A cultura e a intelectualidade são muito valorizadas, mas poucos estão dispostos a fazer o necessário para adquiri-las. No entanto, todos querem ostentá-las. Quanto mais ignorante é uma pessoa, mais inteligente ela quer parecer. Por isso, adere à “cosmética do saber”: um visual de intelectual que inclui, por exemplo, um Ray-Ban com armação de tartaruga, conferindo ao rosto um ar intelectualizado, enquanto oculta o olhar opaco da ignorância por trás das lentes.
A minha relação com a arte e a cultura é muito diferente. Não busco ostentá-las, nem utilizá-las por vaidade, para adquirir status ou ser reconhecido como culto. A minha relação com o saber é movida por eros, aquele desejo descrito por Platão, que nasce de uma falta — e, nesse caso, a falta é o conhecimento.
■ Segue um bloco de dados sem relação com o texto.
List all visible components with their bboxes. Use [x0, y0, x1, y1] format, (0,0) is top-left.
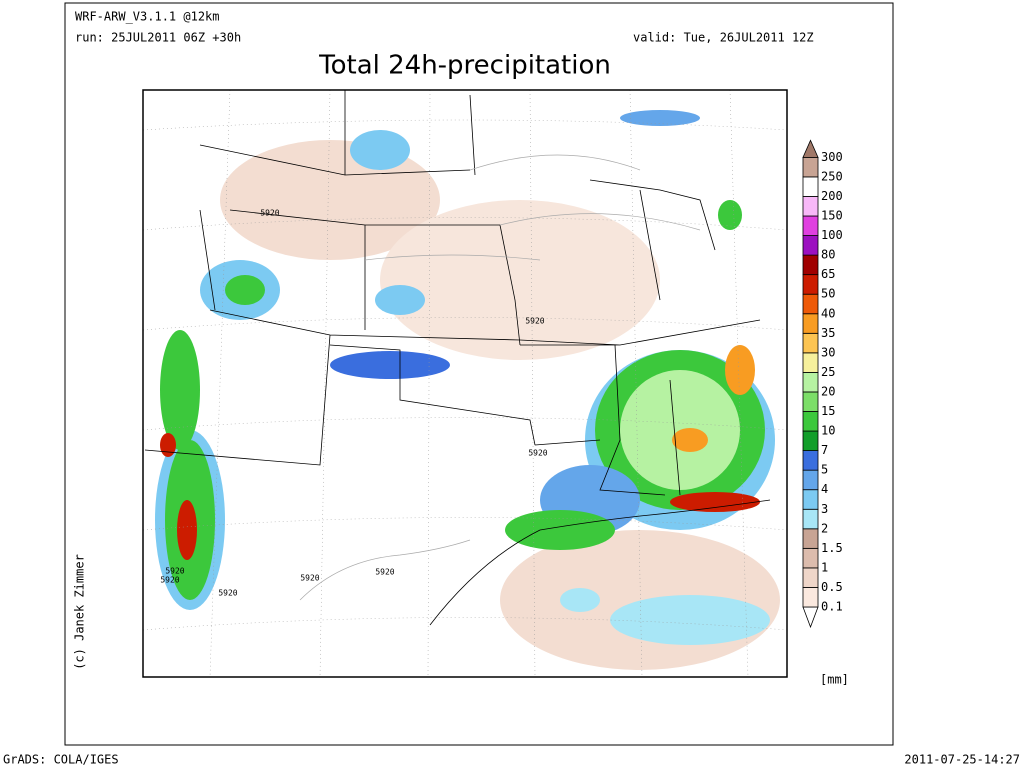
colorbar-label: 200	[821, 189, 843, 203]
colorbar-box	[802, 391, 819, 412]
colorbar-box	[802, 274, 819, 295]
colorbar-box	[802, 450, 819, 471]
colorbar-box	[802, 313, 819, 334]
contour-label: 5920	[160, 576, 179, 585]
colorbar-box	[802, 489, 819, 510]
contour-label: 5920	[375, 568, 394, 577]
colorbar-box	[802, 508, 819, 530]
colorbar-box	[802, 293, 819, 315]
colorbar-box	[802, 332, 819, 354]
colorbar-label: 25	[821, 365, 835, 379]
contour-label: 5920	[300, 574, 319, 583]
colorbar-label: 250	[821, 169, 843, 183]
colorbar-label: 150	[821, 209, 843, 223]
colorbar-label: 1.5	[821, 541, 843, 555]
colorbar-box	[802, 587, 819, 608]
colorbar-top-triangle	[802, 139, 819, 158]
map-frame	[142, 89, 788, 678]
colorbar-box	[802, 411, 819, 432]
run-label: run: 25JUL2011 06Z +30h	[75, 31, 241, 45]
credit: (c) Janek Zimmer	[73, 554, 87, 670]
colorbar-label: 1	[821, 560, 828, 574]
colorbar-box	[802, 215, 819, 236]
contour-label: 5920	[528, 449, 547, 458]
software-label: GrADS: COLA/IGES	[3, 753, 119, 767]
colorbar-label: 15	[821, 404, 835, 418]
colorbar-label: 5	[821, 463, 828, 477]
colorbar-label: 100	[821, 228, 843, 242]
model-label: WRF-ARW_V3.1.1 @12km	[75, 10, 220, 24]
colorbar-box	[802, 567, 819, 588]
colorbar-label: 10	[821, 424, 835, 438]
colorbar-box	[802, 254, 819, 276]
state-borders	[144, 90, 771, 626]
colorbar-box	[802, 352, 819, 373]
colorbar-box	[802, 371, 819, 393]
contour-label: 5920	[525, 317, 544, 326]
frame	[64, 2, 894, 746]
colorbar-label: 30	[821, 345, 835, 359]
colorbar-box	[802, 235, 819, 256]
colorbar-box	[802, 469, 819, 491]
title: Total 24h-precipitation	[318, 51, 611, 81]
timestamp: 2011-07-25-14:27	[904, 753, 1020, 767]
colorbar-label: 300	[821, 150, 843, 164]
contour-label: 5920	[165, 567, 184, 576]
colorbar-label: 80	[821, 248, 835, 262]
colorbar-box	[802, 156, 819, 178]
contour-label: 5920	[260, 209, 279, 218]
colorbar-label: 7	[821, 443, 828, 457]
precipitation-field	[155, 110, 780, 670]
colorbar-box	[802, 430, 819, 451]
valid-label: valid: Tue, 26JUL2011 12Z	[633, 31, 814, 45]
colorbar: 0.1 0.5 1 1.5 2 3 4 5 7 10 15 20 25 30 35 40 50 65 80 100 15…	[802, 139, 843, 629]
colorbar-box	[802, 547, 819, 569]
colorbar-label: 3	[821, 502, 828, 516]
colorbar-box	[802, 176, 819, 197]
colorbar-bottom-triangle	[802, 606, 819, 629]
colorbar-box	[802, 196, 819, 217]
colorbar-label: 4	[821, 482, 828, 496]
colorbar-label: 0.5	[821, 580, 843, 594]
colorbar-label: 50	[821, 287, 835, 301]
colorbar-label: 35	[821, 326, 835, 340]
colorbar-label: 2	[821, 521, 828, 535]
colorbar-label: 65	[821, 267, 835, 281]
colorbar-label: 20	[821, 384, 835, 398]
contour-label: 5920	[218, 589, 237, 598]
colorbar-label: 0.1	[821, 600, 843, 614]
unit-label: [mm]	[820, 673, 849, 687]
colorbar-label: 40	[821, 306, 835, 320]
colorbar-box	[802, 528, 819, 549]
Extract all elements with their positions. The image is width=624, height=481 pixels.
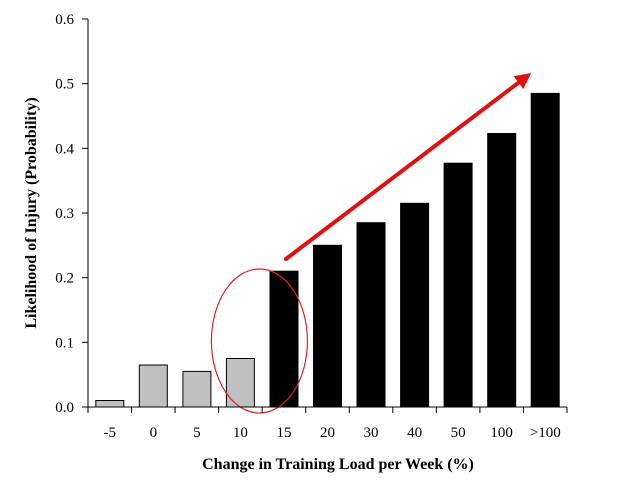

Mas não é um conhecimento voltado para o simples acúmulo de informações. Para mim, o conhecimento é sobre como organizar essas informações de forma original e prática para a vida. Em outras palavras, o objetivo é a sabedoria.
Além disso, a minha relação com a linguagem, com as palavras, é muito especial. Os elogios que distribuo, as coisas que digo, não são irrelevantes. Ainda assim, sinto que as palavras estão perdendo sua importância nos dias de hoje. O carteiro está perdendo sua função porque não se escrevem mais cartas e, amanhã, o que restará? Reles coisas no chão. Uma carta de amor ou um gracejo já não são vistos como algo lisonjeador ou distinto. Os poetas e sonhadores já não têm mais espaço na sociedade moderna.
O flerte, o sinal de amor, não se traduz mais em sentimentos ou afetos expressos por palavras e linguagem, mas sim pela troca de bens materiais: o valor do presente, o preço da passagem, o tamanho da pedra preciosa do anel.
No filme de Godard, Adeus à Linguagem, o último que vi no cinema, há uma visão poética e fragmentada — característica dos trabalhos finais do autor. A obra retrata um casal com dificuldades de comunicação, e é o cachorro quem intercede na relação, assumindo a função de falar, de se comunicar por eles. Uma metáfora pungente da falta de comunicação que impera entre os casais atualmente.
E é nesse contexto que alguém como eu — uma pessoa ligada à linguagem, às palavras — acaba sendo desvalorizado. Sou preterido em benefício de um “bom partido”, o que apenas evidencia a visão de mundo de quem faz essa escolha.